In dynamic textures, the temporal evolution of image intensities is captured by a linear dynamical system, whose parameters live in a Stiefel manifold: clearly non-Euclidean. Boosting is a remarkably simple and flexible classification algorithm with widespread applications in computer vision. However, the application of boosting to non- Euclidean, infinite length, and time-varying data, such as videos, is not straightforward. We present a novel boosting method for the recognition of visual dynamical processes. Our key contribution is the design of weak classifiers (features) that are formulated as linear dynamical systems. The main advantage of such features is that they can be applied to infinitely long sequences and that they can be efficiently computed by solving a set of Sylvester equations. This method can be applied to dynamic texture classification.

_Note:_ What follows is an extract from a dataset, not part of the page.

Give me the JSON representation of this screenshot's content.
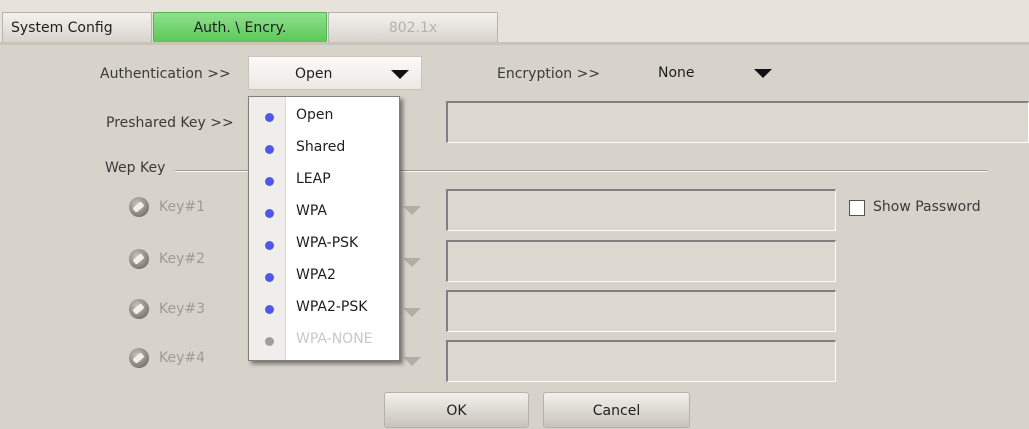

In this paper, we consider the problem of categorizing videos of dynamic textures under varying view-point. We propose to model each video with a collection of Linear Dynamics Systems (LDSs) describing the dynamics of spatiotemporal video patches. This bag of systems (BoS) representation is analogous to the bag of features (BoF) representation, except that we use LDSs as feature descriptors. This poses several technical challenges to the BoF framework. Most notably, LDSs do not live in a Euclidean space, hence novel methods for clustering LDSs and computing codewords of LDSs need to be developed. Our framework makes use of nonlinear dimensionality reduction and clustering techniques combined with the Martin distance for LDSs for tackling these issues. Our experiments show that our BoS approach can be used for recognizing dynamic textures in challenging scenarios, which could not be handled by existing dynamic texture recognition methods.